Why physical discipline reduced in the Christchurch study

There were numerous stories about how a study has shown physical discipline has reduced from 77% to 42% of parents in the last 15 years. But those stories missed a key aspect, which Thomas Lumley points out:

There’s a new research paper out from the Christchurch Health and Development Study, which recruited a group of people when they were born, in mid-1977, and has been following them ever since.  Those of the participants who were parents have been asked about physical discipline of their children on four occasions: when they were 25, 30, 35 and 40.  Obviously, over time, the number who are parents has increased (from about 150 to over 600), and the children have (on average) gotten older — when the parents were 25, most of the kids would have been pre-school; the group now includes a few very young children but many who are teenagers.

The impact of children getting older is likely to be hugely influential. A US study found physical discipline was used on only 35% of infants but 94% of three and four year olds and then declines from age five onwards.

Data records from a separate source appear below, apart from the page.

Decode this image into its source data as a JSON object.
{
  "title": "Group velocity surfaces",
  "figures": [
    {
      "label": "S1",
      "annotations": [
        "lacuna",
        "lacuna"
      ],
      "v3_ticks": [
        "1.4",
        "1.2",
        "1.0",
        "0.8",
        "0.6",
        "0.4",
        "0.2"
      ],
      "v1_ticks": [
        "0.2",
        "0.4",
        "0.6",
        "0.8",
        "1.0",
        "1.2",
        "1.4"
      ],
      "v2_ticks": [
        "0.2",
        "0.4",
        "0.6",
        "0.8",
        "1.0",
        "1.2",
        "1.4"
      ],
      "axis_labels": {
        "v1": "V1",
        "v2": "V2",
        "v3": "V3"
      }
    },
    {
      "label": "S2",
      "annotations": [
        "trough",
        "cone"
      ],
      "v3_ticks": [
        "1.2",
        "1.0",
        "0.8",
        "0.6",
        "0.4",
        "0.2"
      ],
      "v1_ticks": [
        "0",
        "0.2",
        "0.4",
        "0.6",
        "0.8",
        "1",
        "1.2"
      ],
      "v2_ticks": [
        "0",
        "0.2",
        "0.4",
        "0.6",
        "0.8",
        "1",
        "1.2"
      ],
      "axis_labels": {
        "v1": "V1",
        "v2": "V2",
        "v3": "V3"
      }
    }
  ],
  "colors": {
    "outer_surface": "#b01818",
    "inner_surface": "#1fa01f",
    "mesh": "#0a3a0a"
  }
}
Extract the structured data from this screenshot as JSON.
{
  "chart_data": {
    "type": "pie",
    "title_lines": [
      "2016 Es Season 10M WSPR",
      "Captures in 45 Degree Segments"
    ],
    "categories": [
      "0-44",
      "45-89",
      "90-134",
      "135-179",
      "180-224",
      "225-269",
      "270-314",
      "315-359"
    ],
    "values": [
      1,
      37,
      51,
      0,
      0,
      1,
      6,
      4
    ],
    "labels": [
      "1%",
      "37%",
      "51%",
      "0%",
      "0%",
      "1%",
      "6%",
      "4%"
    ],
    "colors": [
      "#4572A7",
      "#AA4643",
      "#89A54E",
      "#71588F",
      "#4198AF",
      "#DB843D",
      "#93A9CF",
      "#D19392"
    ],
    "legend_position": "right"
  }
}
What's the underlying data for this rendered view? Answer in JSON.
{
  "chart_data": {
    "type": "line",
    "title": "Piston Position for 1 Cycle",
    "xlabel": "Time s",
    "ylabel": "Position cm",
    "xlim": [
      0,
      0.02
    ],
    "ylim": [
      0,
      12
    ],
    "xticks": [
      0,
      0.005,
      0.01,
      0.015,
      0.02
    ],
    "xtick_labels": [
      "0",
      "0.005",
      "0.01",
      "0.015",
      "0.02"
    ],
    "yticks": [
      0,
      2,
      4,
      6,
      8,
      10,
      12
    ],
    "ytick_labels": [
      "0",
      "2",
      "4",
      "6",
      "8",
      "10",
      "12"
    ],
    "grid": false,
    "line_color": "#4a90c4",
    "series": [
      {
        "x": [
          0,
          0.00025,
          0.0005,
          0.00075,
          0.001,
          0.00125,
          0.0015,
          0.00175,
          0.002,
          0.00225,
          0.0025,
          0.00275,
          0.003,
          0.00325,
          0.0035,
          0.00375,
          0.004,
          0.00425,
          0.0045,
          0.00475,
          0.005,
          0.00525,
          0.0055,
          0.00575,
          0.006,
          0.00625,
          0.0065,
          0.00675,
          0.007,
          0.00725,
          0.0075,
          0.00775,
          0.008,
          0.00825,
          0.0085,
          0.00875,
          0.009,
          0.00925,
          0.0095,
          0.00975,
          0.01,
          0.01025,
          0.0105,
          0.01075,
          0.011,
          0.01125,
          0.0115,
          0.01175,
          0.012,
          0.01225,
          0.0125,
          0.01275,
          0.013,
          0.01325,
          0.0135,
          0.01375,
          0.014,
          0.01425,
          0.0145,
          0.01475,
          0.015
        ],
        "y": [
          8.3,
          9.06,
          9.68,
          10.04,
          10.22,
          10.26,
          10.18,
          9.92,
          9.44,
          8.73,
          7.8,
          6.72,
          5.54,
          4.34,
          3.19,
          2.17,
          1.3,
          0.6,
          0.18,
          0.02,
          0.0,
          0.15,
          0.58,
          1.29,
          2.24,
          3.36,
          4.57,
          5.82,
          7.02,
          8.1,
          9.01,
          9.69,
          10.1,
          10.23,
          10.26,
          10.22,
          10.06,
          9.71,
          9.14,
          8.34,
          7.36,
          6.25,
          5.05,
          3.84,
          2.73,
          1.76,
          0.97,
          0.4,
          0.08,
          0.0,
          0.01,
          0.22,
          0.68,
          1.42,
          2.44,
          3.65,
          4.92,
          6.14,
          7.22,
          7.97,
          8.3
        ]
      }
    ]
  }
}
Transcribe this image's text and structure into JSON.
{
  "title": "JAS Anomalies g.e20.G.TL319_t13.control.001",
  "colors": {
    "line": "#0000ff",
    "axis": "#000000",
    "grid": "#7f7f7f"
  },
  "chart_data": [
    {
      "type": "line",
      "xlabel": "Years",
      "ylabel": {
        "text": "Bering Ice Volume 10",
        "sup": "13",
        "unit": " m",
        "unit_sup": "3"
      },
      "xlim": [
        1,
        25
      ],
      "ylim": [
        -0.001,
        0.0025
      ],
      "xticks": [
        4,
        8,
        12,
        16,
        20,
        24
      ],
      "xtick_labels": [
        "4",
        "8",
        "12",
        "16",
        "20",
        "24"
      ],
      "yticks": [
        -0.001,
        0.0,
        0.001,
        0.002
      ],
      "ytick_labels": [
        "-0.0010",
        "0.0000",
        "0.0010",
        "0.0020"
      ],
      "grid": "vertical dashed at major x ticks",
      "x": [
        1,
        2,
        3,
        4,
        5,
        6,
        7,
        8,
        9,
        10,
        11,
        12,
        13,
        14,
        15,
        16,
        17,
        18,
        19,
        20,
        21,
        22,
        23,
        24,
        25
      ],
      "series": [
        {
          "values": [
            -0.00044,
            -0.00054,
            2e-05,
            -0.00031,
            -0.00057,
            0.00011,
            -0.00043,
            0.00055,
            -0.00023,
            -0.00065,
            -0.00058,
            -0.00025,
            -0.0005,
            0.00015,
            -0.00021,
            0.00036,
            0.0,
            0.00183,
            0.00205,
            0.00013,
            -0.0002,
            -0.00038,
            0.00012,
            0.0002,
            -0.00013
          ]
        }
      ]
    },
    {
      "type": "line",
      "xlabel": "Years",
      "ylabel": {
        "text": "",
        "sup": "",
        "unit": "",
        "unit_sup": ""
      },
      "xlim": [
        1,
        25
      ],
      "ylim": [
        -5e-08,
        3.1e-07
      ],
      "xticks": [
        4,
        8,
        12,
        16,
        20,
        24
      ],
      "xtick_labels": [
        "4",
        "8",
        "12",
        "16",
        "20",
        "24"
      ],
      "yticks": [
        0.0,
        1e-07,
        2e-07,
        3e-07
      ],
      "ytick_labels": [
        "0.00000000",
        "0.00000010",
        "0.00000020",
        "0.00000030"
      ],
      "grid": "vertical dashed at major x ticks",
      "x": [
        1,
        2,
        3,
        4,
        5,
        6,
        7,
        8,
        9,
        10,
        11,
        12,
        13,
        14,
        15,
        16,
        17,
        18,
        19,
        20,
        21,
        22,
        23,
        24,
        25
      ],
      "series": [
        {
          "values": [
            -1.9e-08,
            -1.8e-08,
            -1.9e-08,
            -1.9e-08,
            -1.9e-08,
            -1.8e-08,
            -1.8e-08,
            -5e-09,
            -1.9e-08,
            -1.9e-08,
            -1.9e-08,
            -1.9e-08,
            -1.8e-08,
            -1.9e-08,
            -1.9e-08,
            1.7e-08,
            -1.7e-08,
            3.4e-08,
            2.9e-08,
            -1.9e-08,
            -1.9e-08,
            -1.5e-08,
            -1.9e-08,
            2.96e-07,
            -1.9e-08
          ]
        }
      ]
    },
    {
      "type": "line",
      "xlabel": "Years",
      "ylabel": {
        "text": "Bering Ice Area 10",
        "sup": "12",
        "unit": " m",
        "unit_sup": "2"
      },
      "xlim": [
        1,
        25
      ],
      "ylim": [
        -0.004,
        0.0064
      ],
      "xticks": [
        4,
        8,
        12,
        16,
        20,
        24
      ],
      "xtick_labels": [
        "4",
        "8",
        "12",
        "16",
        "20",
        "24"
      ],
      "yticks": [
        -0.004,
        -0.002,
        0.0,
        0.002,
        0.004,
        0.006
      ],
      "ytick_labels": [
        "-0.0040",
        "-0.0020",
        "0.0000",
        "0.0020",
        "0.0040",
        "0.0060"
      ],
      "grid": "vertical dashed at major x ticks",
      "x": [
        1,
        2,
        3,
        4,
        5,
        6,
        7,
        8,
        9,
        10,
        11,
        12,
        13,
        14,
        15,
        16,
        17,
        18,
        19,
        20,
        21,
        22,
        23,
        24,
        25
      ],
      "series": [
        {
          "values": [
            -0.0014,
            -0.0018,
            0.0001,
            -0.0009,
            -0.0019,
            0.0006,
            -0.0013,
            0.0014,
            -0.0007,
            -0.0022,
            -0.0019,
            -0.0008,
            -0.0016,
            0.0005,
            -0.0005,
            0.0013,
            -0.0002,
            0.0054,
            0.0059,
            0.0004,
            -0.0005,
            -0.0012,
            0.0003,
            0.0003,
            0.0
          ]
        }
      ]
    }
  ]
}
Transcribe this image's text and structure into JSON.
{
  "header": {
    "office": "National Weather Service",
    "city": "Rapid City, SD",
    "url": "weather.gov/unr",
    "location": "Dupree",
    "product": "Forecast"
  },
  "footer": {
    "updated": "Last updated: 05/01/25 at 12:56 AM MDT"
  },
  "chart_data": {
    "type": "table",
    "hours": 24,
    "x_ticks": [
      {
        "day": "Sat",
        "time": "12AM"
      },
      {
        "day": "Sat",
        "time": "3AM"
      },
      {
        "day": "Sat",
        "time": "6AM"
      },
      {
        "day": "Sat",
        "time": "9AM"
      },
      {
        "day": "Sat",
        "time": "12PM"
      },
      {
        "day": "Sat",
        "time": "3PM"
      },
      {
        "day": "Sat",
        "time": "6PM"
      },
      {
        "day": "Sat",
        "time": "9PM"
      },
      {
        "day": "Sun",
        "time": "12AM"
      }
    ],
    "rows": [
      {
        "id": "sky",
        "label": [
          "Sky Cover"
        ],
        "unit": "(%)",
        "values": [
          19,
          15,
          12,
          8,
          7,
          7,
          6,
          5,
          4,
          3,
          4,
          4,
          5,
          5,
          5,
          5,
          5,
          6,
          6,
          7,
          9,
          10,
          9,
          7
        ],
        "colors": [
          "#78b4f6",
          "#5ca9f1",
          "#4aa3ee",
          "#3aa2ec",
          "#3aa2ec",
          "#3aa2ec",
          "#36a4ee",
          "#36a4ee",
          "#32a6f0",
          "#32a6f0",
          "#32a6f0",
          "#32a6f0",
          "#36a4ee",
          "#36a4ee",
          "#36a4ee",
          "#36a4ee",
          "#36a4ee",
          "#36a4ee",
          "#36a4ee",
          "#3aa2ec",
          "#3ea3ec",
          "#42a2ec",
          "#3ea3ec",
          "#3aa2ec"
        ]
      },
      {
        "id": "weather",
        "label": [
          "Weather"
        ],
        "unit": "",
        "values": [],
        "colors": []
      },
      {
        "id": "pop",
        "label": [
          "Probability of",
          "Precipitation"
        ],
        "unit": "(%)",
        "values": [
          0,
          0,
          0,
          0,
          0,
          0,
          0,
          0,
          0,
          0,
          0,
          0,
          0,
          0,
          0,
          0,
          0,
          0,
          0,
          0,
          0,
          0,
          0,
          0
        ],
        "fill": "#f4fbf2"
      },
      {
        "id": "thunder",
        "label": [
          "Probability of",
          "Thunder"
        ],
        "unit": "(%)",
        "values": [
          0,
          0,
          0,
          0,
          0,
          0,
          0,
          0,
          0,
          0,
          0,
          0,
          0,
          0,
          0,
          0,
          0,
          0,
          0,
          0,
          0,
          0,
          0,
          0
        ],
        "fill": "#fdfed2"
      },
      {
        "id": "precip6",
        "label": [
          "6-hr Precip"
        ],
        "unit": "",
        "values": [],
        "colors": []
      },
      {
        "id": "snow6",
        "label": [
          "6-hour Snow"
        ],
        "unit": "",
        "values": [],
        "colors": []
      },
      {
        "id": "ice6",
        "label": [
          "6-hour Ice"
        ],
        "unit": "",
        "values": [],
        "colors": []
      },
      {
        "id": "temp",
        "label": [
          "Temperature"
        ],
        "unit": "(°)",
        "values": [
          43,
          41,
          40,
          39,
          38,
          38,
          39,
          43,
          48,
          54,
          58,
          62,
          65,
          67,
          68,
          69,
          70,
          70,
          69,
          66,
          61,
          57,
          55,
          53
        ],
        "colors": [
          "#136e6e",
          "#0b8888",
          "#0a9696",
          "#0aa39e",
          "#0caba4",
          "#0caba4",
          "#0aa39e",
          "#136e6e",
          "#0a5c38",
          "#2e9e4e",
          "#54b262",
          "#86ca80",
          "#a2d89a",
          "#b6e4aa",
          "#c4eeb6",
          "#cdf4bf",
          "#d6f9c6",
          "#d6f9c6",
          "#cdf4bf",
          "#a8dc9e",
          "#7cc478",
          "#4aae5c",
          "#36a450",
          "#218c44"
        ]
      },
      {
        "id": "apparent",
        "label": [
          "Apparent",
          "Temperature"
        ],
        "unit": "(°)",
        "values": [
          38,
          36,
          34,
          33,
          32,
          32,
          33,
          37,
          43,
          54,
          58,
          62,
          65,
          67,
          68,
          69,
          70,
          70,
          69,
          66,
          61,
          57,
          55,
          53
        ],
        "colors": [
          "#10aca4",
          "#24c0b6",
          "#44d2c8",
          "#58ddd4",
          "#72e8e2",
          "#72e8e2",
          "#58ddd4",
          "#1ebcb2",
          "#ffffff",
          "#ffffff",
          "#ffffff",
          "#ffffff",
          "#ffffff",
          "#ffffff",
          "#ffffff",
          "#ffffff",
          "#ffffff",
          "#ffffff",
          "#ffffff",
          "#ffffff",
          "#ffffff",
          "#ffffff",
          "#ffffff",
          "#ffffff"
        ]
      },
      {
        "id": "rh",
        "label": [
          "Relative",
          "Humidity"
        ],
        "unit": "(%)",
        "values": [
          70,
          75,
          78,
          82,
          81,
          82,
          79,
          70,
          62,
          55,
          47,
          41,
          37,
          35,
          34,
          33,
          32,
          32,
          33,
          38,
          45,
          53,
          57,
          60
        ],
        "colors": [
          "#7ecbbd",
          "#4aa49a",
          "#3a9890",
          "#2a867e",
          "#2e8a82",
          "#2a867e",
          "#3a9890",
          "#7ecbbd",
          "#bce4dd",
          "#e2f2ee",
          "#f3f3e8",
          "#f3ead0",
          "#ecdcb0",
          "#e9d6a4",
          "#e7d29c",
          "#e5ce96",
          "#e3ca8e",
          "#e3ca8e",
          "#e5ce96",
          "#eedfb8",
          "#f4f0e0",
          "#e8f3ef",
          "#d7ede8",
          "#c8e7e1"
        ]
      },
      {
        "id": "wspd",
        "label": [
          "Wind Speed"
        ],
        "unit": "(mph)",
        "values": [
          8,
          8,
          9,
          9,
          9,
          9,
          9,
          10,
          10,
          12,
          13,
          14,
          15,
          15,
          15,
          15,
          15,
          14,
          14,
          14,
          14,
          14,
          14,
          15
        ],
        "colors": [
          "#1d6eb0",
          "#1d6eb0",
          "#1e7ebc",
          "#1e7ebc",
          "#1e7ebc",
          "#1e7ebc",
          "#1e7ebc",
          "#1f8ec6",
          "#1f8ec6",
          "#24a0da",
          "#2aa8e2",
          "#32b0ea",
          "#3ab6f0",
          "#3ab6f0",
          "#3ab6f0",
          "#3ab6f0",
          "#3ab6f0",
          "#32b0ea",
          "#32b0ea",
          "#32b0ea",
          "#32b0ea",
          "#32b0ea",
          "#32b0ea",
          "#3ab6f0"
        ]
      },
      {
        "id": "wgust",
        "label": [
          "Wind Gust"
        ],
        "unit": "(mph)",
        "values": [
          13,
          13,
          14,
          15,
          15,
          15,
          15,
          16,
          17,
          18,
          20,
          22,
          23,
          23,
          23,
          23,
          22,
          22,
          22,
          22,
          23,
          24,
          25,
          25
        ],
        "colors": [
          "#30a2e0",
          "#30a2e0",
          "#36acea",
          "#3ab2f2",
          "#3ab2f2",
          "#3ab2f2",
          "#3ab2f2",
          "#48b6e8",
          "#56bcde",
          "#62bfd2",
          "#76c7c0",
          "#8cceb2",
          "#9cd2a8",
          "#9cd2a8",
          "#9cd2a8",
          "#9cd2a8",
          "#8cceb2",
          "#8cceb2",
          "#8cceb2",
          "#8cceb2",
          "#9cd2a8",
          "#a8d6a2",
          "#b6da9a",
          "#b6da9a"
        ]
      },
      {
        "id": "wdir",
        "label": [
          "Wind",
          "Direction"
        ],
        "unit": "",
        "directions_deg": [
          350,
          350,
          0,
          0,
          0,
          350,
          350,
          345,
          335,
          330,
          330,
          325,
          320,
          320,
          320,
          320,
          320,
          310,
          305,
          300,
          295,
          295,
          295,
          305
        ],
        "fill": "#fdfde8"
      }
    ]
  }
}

The good feature of birth cohorts like the Christchurch study is that you get to see the same people throughout the course of their lives; the bad feature is that at any given time everyone is exactly the same age.  In statistician jargon, age is completely confounded with period: you are completely unable to distinguish effects of ageing from time trends. When you see that the proportion of parents reporting hitting their kids has gone down from 77% to 42% over the 15 years, you can’t tell, at all, whether this is an effect of these specific parents getting older and more experienced or an effect of parents in general being less likely to hit their kids.  It’s hard (though not impossible) even to tell if it’s an effect of the kids being older.

What would be useful would be to break the data down by age of child. I suspect that would account for much if not most of the reported decrease.